The magazine's publishers were Howard, Ainslee & Co., a division of the Street & Smith publishing house in New York City.

==Contributors==
Among those who contributed essays, short stories, or poetry to Ainslee's:

- Stephen Crane
- Arthur Conan Doyle
- Theodore Dreiser
- Frances Gaither
- Maud Hart Lovelace
- Bret Harte
- O. Henry
- Anthony Hope
- Jack London
- Edna St. Vincent Millay
- E. Phillips Oppenheim
- Constance Lindsay Skinner
- Albert Payson Terhune
- Stanley J. Weyman
- P. G. Wodehouse
- I. A. R. Wylie

From 1920 to 1923 Dorothy Parker wrote the monthly drama reviews column, "In Broadway Playhouses". Edith Isaacs worked as a critic for the magazine prior to her tenure at Theatre Arts.

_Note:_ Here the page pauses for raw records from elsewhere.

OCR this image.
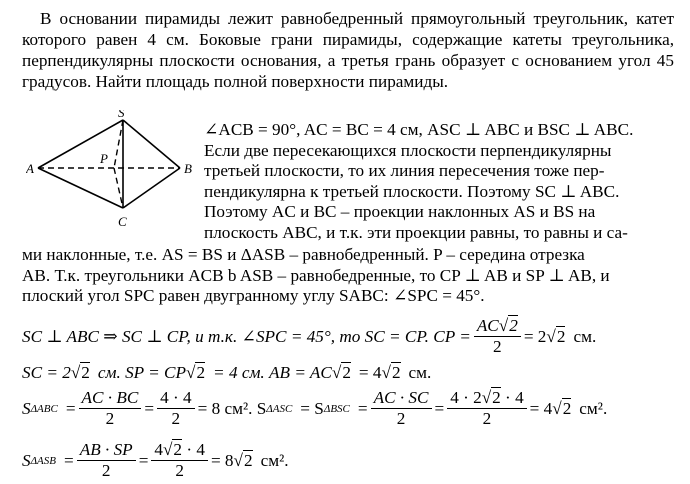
В основании пирамиды лежит равнобедренный прямоугольный треугольник, катет которого равен 4 см. Боковые грани пирамиды, содержащие катеты треугольника, перпендикулярны плоскости основания, а третья грань образует с основанием угол 45 градусов. Найти площадь полной поверхности пирамиды.
S
A	B
P
C
∠ACB = 90°, AC = BC = 4 см, ASC ⊥ ABC и BSC ⊥ ABC.
Если две пересекающихся плоскости перпендикулярны
третьей плоскости, то их линия пересечения тоже пер-
пендикулярна к третьей плоскости. Поэтому SC ⊥ ABC.
Поэтому AC и BC – проекции наклонных AS и BS на
плоскость ABC, и т.к. эти проекции равны, то равны и са-
ми наклонные, т.е. AS = BS и ΔASB – равнобедренный. P – середина отрезка
AB. Т.к. треугольники ACB b ASB – равнобедренные, то CP ⊥ AB и SP ⊥ AB, и
плоский угол SPC равен двугранному углу SABC: ∠SPC = 45°.
SC ⊥ ABC ⇒ SC ⊥ CP, и т.к. ∠SPC = 45°, то SC = CP. CP = $\frac{AC√2}{2} = 2$ √ 2 см.
SC = 2 √ 2 см. SP = CP √ 2 = 4 см. AB = AC √ 2 = 4 √ 2 см.
S $\Delta ABC = \frac{AC \cdot BC}{2} = \frac{4 \cdot 4}{2} = 8$ см². S ΔASC = S $\Delta BSC = \frac{AC \cdot SC}{2} = \frac{4 \cdot 2√2 \cdot 4}{2} = 4$ √ 2 см².
S $\Delta ASB = \frac{AB \cdot SP}{2} = \frac{4√2 \cdot 4}{2} = 8$ √ 2 см².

Ainslee's was published until December 1926, after which it was merged into Far West Illustrated, a western-fiction magazine.

In 1934, Street & Smith revived Ainslee's Magazine as a "sophisticated love-story monthly" edited by Daisy Bacon. In 1936, the title changed to Ainslee’s Smart Love Stories, then finally Smart Love Stories. It was discontinued in 1938.

==Publication details==
Ainslee's switched from a 10¢ cover price to 15¢ with the October 1902 issue, allegedly the first magazine with a 15¢ price.

The magazine switched from slick to pulp paper with the February 1914 issue (it had slick ad sections front and back throughout).